Совсем несостоятельно мнение, что непосредственной причиной кризиса была готовящаяся женитьба Тео. Целый ряд серьезных авторов хотят нас убедить, будто Винсент ревновал брата к его будущей жене и опасался, что Тео теперь не сможет оказывать ему прежнего внимания и помощи[42]42
  См.: Marois P. Le secret de Van Gogh. Paris, 1957.


[Закрыть]
. Нет ничего более чуждого натуре Ван Гога, чем такие чувства! В числе обуревавших его «человеческих страстей» ревности не было: возвышенный альтруизм Ван Гога ее исключал. Когда Тео еще в 1885 году сообщил ему о намерении жениться на Мари («больной»), Винсент проявил самое горячее и непритворное участие, хотя ведь и тут была угроза того, что Тео не сможет по-прежнему помогать Винсенту. Вспомним также, как пылко Винсент уговаривал Тео оставить службу и стать художником.

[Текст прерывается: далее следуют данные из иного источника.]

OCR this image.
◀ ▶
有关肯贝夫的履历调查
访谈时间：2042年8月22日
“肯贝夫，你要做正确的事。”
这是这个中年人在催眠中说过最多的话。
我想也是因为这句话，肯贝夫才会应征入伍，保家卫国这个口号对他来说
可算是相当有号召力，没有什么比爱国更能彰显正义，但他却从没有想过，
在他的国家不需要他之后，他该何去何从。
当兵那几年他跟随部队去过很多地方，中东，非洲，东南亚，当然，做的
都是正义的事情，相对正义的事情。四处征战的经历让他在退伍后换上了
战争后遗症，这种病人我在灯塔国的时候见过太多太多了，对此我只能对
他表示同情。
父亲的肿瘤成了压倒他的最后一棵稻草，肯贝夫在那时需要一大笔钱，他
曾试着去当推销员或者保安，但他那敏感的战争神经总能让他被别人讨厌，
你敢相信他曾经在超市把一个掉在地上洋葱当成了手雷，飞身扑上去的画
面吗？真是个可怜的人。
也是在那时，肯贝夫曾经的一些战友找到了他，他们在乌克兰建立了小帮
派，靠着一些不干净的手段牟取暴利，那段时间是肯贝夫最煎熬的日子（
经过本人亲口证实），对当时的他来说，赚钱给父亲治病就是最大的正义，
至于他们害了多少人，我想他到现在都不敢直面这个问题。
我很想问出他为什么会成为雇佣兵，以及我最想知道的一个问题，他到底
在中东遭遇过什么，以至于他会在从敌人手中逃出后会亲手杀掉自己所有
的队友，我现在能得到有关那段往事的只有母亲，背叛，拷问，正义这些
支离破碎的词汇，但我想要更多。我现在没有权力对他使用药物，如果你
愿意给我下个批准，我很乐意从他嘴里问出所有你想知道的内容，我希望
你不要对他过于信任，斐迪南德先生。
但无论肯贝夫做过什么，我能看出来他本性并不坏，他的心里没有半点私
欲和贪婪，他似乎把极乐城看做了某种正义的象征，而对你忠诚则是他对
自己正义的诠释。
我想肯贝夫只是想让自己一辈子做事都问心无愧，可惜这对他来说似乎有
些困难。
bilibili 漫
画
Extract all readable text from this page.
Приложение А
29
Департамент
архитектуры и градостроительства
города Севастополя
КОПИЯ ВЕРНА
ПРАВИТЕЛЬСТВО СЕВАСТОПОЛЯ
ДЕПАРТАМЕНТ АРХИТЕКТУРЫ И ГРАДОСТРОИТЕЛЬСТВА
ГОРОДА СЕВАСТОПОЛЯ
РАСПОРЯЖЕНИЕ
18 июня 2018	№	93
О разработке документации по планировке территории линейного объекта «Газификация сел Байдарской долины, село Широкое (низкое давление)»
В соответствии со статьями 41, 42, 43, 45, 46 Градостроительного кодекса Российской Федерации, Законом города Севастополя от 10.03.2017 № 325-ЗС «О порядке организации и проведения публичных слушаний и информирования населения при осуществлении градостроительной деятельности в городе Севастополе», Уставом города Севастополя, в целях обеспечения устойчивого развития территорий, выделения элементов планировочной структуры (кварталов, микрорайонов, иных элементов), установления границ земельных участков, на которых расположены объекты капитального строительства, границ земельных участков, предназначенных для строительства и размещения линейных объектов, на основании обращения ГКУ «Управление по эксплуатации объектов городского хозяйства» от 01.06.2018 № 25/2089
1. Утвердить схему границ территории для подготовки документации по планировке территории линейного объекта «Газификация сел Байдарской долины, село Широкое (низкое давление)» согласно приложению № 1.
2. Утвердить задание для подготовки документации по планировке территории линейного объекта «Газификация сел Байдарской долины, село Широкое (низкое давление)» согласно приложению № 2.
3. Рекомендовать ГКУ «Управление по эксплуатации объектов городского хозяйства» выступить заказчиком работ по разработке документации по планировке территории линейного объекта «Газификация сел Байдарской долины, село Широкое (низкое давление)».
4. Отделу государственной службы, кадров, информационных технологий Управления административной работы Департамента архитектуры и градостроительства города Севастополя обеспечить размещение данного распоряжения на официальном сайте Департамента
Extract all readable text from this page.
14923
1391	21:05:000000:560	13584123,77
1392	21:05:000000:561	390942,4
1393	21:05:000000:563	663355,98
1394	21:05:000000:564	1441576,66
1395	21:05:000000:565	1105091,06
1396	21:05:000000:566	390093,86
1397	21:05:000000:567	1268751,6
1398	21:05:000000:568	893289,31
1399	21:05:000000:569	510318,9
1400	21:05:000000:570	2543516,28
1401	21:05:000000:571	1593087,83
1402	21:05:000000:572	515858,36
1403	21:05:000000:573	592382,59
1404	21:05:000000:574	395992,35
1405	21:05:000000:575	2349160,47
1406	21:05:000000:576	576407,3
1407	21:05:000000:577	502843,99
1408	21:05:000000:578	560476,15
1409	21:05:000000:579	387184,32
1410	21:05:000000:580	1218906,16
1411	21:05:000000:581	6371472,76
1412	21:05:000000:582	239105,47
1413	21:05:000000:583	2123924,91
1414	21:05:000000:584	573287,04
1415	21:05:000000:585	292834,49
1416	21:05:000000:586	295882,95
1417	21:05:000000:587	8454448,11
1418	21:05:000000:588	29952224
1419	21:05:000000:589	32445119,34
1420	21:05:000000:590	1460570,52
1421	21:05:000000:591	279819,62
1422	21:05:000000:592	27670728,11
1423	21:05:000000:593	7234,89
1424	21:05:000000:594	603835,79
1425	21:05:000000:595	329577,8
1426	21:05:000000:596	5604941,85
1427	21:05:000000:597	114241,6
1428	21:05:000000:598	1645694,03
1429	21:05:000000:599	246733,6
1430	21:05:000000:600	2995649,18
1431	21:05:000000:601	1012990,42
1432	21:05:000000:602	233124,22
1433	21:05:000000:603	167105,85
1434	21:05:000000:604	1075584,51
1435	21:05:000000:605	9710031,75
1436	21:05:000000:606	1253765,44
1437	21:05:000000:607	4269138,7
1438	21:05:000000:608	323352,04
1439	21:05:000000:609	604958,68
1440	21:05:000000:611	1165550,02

Женитьбе Тео на Иоганне Бонгер Винсент был только рад. Даже до знакомства с его невестой он радовался, что Тео теперь будет не один, что кто-то будет заботиться о его здоровье (а здоровье Тео внушало опасения), что у него будут дети, что, наконец, своим браком Тео утешит мать, которая давно этого желала. Обо всем этом он писал и самому Тео, и матери, и Виллемине, ни одним словом не выдавая каких-либо иных подспудных чувств (а если бы они были, то хоть где-то прорвались бы невольно). Женитьба брата была, скорее, тем эмоционально положительным фактором, который смягчал тяжелое состояние духа художника и поддерживая в нем волю к выздоровлению. Правда, он стал еще сильнее чувствовать свой неоплатный долг перед братом. Но не этим была вызвана болезнь, начавшаяся гораздо раньше.

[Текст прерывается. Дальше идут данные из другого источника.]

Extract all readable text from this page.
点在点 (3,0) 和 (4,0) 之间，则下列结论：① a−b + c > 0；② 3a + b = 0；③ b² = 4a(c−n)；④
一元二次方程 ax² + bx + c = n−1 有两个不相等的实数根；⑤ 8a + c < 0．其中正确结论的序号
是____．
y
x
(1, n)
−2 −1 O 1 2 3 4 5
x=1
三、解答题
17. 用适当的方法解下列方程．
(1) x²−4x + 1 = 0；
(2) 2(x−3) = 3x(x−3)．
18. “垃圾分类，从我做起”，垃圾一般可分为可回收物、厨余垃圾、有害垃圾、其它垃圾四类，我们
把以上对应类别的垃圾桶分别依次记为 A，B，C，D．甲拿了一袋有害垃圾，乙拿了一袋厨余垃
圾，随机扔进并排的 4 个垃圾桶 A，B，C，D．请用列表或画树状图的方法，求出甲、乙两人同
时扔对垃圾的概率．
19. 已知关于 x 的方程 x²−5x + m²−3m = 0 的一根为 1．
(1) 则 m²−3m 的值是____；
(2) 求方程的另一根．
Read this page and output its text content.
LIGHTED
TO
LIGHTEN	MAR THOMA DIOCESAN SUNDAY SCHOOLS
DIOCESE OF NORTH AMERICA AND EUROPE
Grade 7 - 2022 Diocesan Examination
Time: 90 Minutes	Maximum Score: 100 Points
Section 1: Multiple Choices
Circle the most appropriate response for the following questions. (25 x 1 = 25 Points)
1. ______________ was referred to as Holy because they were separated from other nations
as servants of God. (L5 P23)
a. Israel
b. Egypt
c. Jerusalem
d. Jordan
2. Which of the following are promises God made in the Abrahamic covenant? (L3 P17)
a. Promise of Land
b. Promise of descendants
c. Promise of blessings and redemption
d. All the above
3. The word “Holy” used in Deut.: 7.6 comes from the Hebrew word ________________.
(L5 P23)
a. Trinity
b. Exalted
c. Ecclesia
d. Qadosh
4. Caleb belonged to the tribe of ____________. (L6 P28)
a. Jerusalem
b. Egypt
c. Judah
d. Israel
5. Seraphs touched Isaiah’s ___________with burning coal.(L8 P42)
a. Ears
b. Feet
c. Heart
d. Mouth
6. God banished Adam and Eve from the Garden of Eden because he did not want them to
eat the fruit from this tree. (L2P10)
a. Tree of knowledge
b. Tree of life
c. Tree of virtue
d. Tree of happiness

Ван Гог заболевал еще в Париже: его собственных самонаблюдений на этот счет имеется сколько угодно, да и наблюдения других, в том числе Тео («в нем как будто уживаются два разных человека»), это подтверждают. После переезда в Арль болезнь отступила, а через несколько месяцев возобновилась уже в более резкой и открытой форме.

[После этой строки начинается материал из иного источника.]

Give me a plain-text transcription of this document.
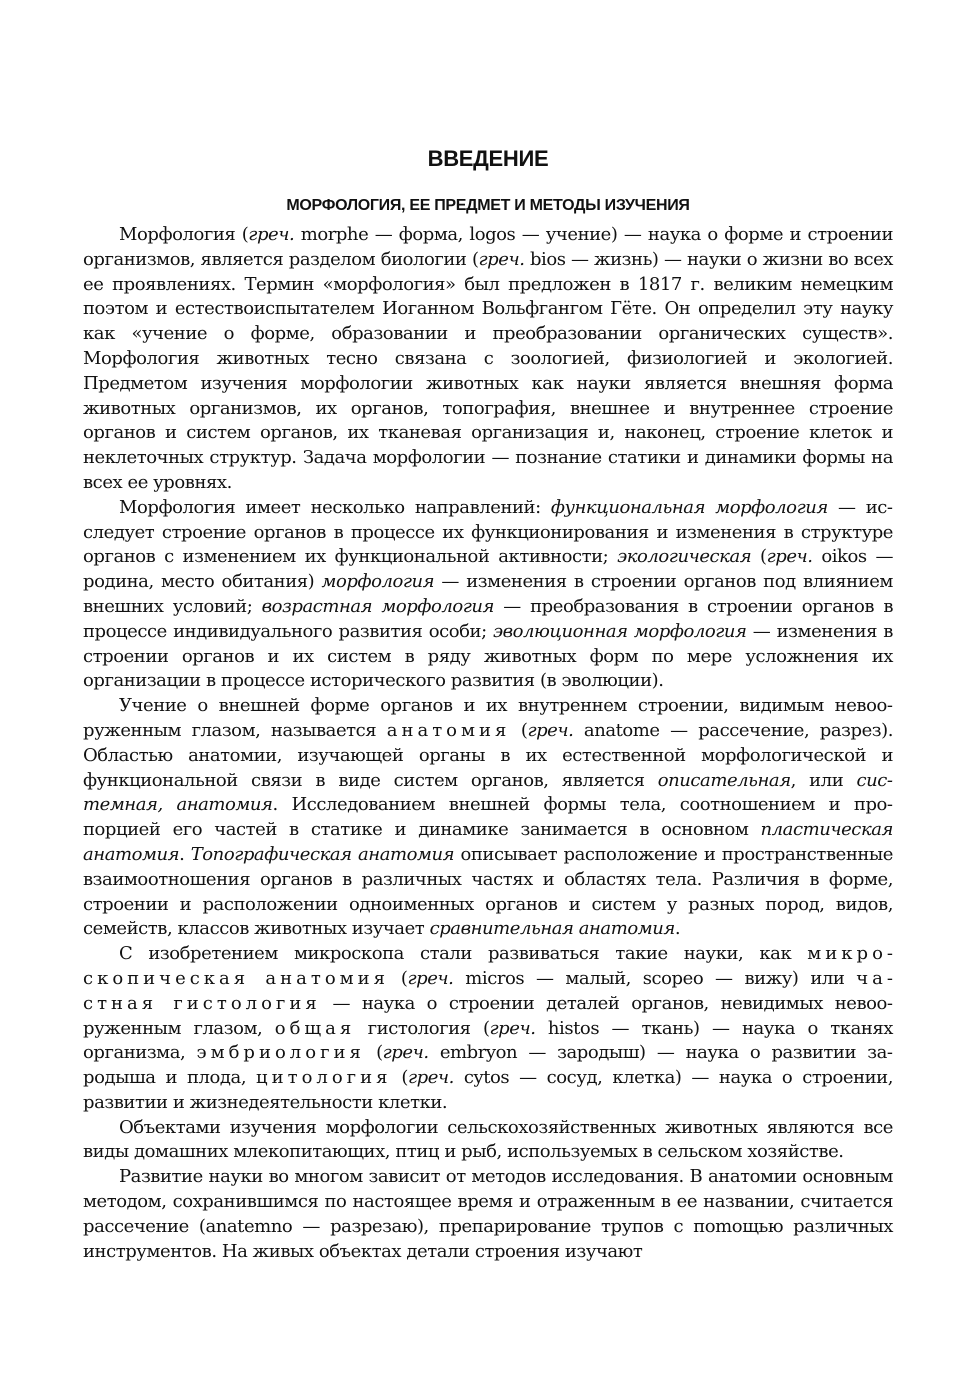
ВВЕДЕНИЕ
МОРФОЛОГИЯ, ЕЕ ПРЕДМЕТ И МЕТОДЫ ИЗУЧЕНИЯ

Морфология (греч. morphe — форма, logos — учение) — наука о форме и строении организмов, является разделом биологии (греч. bios — жизнь) — науки о жизни во всех ее проявлениях. Термин «морфология» был предложен в 1817 г. великим немецким поэтом и естествоиспытателем Иоганном Вольфгангом Гёте. Он определил эту науку как «учение о форме, образовании и преобразовании органических существ». Морфология животных тесно связана с зоологией, физиологией и экологией. Предметом изучения морфологии животных как науки является внешняя форма животных организмов, их органов, топография, внешнее и внутреннее строение органов и систем органов, их тканевая организация и, наконец, строение клеток и неклеточных структур. Задача морфологии — познание статики и динамики формы на всех ее уровнях.

Морфология имеет несколько направлений: функциональная морфология — исследует строение органов в процессе их функционирования и изменения в структуре органов с изменением их функциональной активности; экологическая (греч. oikos — родина, место обитания) морфология — изменения в строении органов под влиянием внешних условий; возрастная морфология — преобразования в строении органов в процессе индивидуального развития особи; эволюционная морфология — изменения в строении органов и их систем в ряду животных форм по мере усложнения их организации в процессе исторического развития (в эволюции).

Учение о внешней форме органов и их внутреннем строении, видимым невооруженным глазом, называется анатомия (греч. anatome — рассечение, разрез). Областью анатомии, изучающей органы в их естественной морфологической и функциональной связи в виде систем органов, является описательная, или системная, анатомия. Исследованием внешней формы тела, соотношением и пропорцией его частей в статике и динамике занимается в основном пластическая анатомия. Топографическая анатомия описывает расположение и пространственные взаимоотношения органов в различных частях и областях тела. Различия в форме, строении и расположении одноименных органов и систем у разных пород, видов, семейств, классов животных изучает сравнительная анатомия.

С изобретением микроскопа стали развиваться такие науки, как микроскопическая анатомия (греч. micros — малый, scopeo — вижу) или частная гистология — наука о строении деталей органов, невидимых невооруженным глазом, общая гистология (греч. histos — ткань) — наука о тканях организма, эмбриология (греч. embryon — зародыш) — наука о развитии зародыша и плода, цитология (греч. cytos — сосуд, клетка) — наука о строении, развитии и жизнедеятельности клетки.

Объектами изучения морфологии сельскохозяйственных животных являются все виды домашних млекопитающих, птиц и рыб, используемых в сельском хозяйстве.

Развитие науки во многом зависит от методов исследования. В анатомии основным методом, сохранившимся по настоящее время и отраженным в ее названии, считается рассечение (anatemno — разрезаю), препарирование трупов с поmощью различных инструментов. На живых объектах детали строения изучают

О душевном надломе Ван Гога в парижский период у нас уже шла речь. Убедиться в утопичности проповеднической миссии, во имя которой он и начинал свой крестный путь художника; осознать роковую отъединенность художников от «реальной жизни» – это был поистине тяжелый кризис: по сравнению с ним нелады с Гогеном выглядели сущим пустяком. Мы знаем, что Ван Гог и этот кризис преодолел, вдохновившись «искусством во имя будущего», – но надлом остался, отозвавшись психической травмой, открыв шлюзы гнездившемуся в крови наследственному недугу.

С момента арльской катастрофы вся жизнь Ван Гога проходит под знаком отчаянной ностальгии по прошлому – по родине и былым замыслам. «Я надеюсь, что ты чувствуешь себя хорошо и мать также, – пишет он сестре, – очень часто я думаю о вас обеих. Я никак не предвидел, когда уезжал из Нюэнена в Антверпен, что мне суждено удалиться так надолго и так далеко. Может быть поэтому мои мысли невольно и часто возвращаются в те края и мне кажется, что я продолжаю работу, начатую и незаконченную там» (п. В-11). Матери он пишет: «Хотя я годами жил в Париже, в Лондоне и других больших городах, я остаюсь более или менее похожим на зюндертского крестьянина» (п. 612). В письме к Тео: «Всякий раз, когда я думаю о своей работе и о том, как мало она отвечает моим былым замыслам, я терзаюсь бесконечными угрызениями совести» (п. 593).